J’ai été conquis par l’enseignement qui m’avait été dispensé à l’école primaire et dans le secondaire. La manière d’enseigner de mes enseignant·e·s était particulièrement motivante et contagieuse. C’est ce qui m’a donné envie de faire de même, en grandissant.

L’enseignement était mon premier choix de carrière et j’avais été retenu pour suivre la formation dispensée au Corpus Christi Teachers College à Nasese. Diplômé à la fin de la troisième année, j’ai été affecté dans un établissement de la province de Ra, dans la région occidentale de l’île de Viti Levu, l’une des plus grandes de l’archipel des Fidji. J’ai vraiment apprécié les premières années passées ici.
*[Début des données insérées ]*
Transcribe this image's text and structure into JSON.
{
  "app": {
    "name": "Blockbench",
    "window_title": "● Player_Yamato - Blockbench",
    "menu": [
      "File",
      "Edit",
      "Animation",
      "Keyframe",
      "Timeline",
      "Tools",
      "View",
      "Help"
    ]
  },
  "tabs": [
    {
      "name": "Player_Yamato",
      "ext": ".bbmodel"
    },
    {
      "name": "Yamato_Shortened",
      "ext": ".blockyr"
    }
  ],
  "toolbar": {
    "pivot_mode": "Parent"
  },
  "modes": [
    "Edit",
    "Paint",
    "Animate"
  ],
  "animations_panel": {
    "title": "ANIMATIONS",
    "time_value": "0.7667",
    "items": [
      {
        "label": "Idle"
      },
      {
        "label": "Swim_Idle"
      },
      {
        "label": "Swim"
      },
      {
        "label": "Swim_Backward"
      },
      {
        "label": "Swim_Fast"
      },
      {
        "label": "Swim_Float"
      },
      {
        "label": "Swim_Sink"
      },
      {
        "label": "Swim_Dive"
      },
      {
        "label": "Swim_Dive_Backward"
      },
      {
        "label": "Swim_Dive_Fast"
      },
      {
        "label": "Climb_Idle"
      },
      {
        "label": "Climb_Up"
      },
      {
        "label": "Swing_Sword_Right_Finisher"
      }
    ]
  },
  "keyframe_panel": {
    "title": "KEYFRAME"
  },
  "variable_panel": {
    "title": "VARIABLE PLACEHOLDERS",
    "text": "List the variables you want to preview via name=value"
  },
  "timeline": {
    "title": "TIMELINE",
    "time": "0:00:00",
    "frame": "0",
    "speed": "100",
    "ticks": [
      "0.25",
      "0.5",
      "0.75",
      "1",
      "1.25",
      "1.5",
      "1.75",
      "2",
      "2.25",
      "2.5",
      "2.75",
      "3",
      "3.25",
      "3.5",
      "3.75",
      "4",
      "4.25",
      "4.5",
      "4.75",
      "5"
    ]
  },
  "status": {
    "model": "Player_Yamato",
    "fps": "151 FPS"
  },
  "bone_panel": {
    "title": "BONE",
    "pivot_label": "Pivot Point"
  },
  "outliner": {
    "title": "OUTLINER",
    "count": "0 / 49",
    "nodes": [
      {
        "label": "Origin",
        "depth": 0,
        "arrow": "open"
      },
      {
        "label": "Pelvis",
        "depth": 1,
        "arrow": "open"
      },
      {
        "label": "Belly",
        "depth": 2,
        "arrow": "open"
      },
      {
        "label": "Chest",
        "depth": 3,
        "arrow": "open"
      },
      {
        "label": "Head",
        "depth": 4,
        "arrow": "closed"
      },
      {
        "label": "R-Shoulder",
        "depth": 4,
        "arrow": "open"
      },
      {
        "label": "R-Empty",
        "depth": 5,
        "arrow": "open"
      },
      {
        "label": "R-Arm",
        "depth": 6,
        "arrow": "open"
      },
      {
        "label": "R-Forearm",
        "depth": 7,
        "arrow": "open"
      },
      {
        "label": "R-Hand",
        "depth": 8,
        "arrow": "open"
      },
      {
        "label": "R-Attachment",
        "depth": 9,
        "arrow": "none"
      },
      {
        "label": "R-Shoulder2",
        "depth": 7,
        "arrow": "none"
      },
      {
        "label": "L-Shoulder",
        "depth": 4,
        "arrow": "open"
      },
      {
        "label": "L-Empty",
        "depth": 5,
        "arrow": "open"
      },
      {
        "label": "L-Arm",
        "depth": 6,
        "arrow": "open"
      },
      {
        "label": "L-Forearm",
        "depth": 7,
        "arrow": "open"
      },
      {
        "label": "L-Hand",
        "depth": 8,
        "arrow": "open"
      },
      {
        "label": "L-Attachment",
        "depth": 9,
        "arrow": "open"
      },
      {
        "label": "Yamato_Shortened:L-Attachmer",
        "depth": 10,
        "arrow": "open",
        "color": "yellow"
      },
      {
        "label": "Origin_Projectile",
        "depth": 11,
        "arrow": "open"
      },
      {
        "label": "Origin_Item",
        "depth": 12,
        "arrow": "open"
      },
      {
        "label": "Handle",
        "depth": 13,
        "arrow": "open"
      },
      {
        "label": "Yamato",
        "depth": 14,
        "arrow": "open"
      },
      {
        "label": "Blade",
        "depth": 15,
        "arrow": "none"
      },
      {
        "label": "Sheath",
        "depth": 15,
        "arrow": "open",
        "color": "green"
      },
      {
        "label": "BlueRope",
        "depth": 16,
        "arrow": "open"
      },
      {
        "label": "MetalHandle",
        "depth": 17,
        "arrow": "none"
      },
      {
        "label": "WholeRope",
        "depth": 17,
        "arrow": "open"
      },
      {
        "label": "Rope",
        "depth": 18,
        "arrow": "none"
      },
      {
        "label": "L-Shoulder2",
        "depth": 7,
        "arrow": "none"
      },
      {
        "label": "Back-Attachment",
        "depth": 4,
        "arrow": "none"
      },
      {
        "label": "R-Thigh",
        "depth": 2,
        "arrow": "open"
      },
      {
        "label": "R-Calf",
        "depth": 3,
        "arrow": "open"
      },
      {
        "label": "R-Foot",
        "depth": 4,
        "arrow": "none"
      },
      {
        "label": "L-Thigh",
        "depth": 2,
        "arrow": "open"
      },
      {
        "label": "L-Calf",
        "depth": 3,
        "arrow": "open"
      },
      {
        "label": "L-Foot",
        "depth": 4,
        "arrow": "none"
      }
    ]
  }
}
Une fois entré dans la profession, j’ai réalisé que la vie des enseignant·e·s était loin de ce que j’en attendais. On nous demandait de préparer une quantité incroyable de documents. Chaque semaine, j’avais 27 dossiers à soumettre – et je m’en souviens parfaitement. J’étais tellement plongé dans la préparation de ces documents que j’en avais presque oublié l’essence et l’importance de notre profession. En tant que jeune enseignant, le principal défi auquel j’ai dû faire face était certainement la documentation et la mise à jour des dossiers. Deux fois par trimestre, un agent de l’Éducation nationale nous rendait visite pour vérifier tout cela. La paperasse, car il y en avait beaucoup, semblait avoir éclipsé l’intérêt de l’enseignement à mes yeux.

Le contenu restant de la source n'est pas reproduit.